Realtors using virtual tours to keep home buyers on board


February was a strong month for home sales. But now with the coronavirus, sales are expected to take a major hit. Some realtors are finding new ways to keep buyers on board.

Joel Clausen is a realtor in Indianapolis and like many saw his business shift overnight. He says, “For us, it was, we could see the drop-off in showings and such, I mean, almost immediately.” But Clausen says serious buyers are still in the market, so he’s been getting footage for virtual home tours. “Just to try to show off what’s inside the house,” he says, “so someone can really virtually see the home from their living room and not have to get out and be, you know, exposed to anything.”

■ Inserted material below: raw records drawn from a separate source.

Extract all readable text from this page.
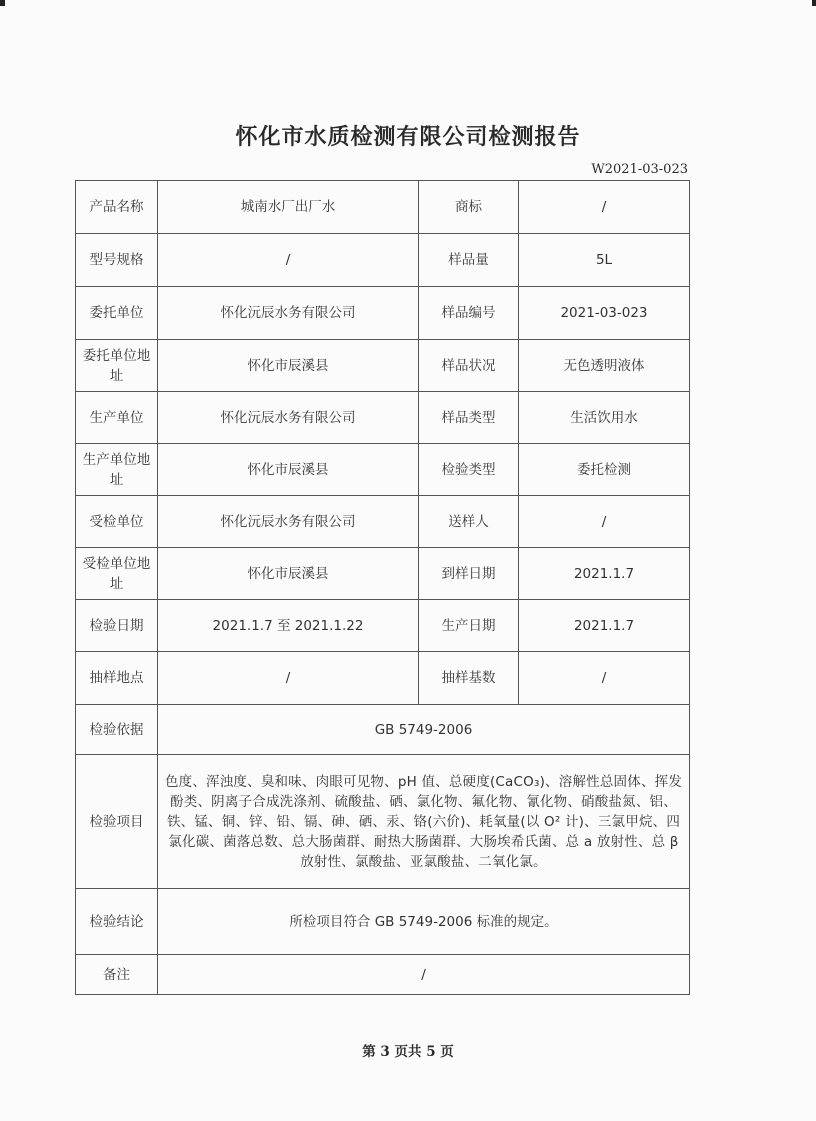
怀化市水质检测有限公司检测报告
W2021-03-023
产品名称	城南水厂出厂水	商标	/
型号规格	/	样品量	5L
委托单位	怀化沅辰水务有限公司	样品编号	2021-03-023
委托单位地址	怀化市辰溪县	样品状况	无色透明液体
生产单位	怀化沅辰水务有限公司	样品类型	生活饮用水
生产单位地址	怀化市辰溪县	检验类型	委托检测
受检单位	怀化沅辰水务有限公司	送样人	/
受检单位地址	怀化市辰溪县	到样日期	2021.1.7
检验日期	2021.1.7 至 2021.1.22	生产日期	2021.1.7
抽样地点	/	抽样基数	/
检验依据	GB 5749-2006		
检验项目	色度、浑浊度、臭和味、肉眼可见物、pH 值、总硬度(CaCO₃)、溶解性总固体、挥发酚类、阴离子合成洗涤剂、硫酸盐、硒、氯化物、氟化物、氰化物、硝酸盐氮、铝、铁、锰、铜、锌、铅、镉、砷、硒、汞、铬(六价)、耗氧量(以 O² 计)、三氯甲烷、四氯化碳、菌落总数、总大肠菌群、耐热大肠菌群、大肠埃希氏菌、总 a 放射性、总 β 放射性、氯酸盐、亚氯酸盐、二氧化氯。		
检验结论	所检项目符合 GB 5749-2006 标准的规定。		
备注	/		
第 3 页共 5 页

An analysis from Capital Economics predicts home sales could fall 35% this spring compared to the end of 2019. With open houses and showings called off, some realtors are relying on technology to sell homes.

“Robot realtors,” screens on wheels, can help realtors give tours of homes without being there in person. Zenplace, a company that sources “robot realtors,” says they’ve seen a big boost in business since the pandemic started. But realtors are still facing some hurdles like getting signatures to close a deal.

Clausen says: “I’ve actually got a closing that happened and buyers are in one room, sellers are in another, everyone brings their own pen.”

There are also challenges getting in home inspections done. Lawrence Yun is with the National Association of Realtors, which is pushing the government for a virtual option with homeowners using their phones to show inspectors the interior. Yun says it’s not clear where homes sales are headed. “So we don’t know how everything will play out,” he says, “but if it’s only two to four months, I think we will see an immediate bounce back in the housing, homes sales activity.”

If the coronavirus shutdowns are more extensive, Yun believes the real estate market could be in for a long recovery. He says a 30% to 35% drop in home sales activity is not out of the question for the next few months. But he also believes home prices could remain steady during that time.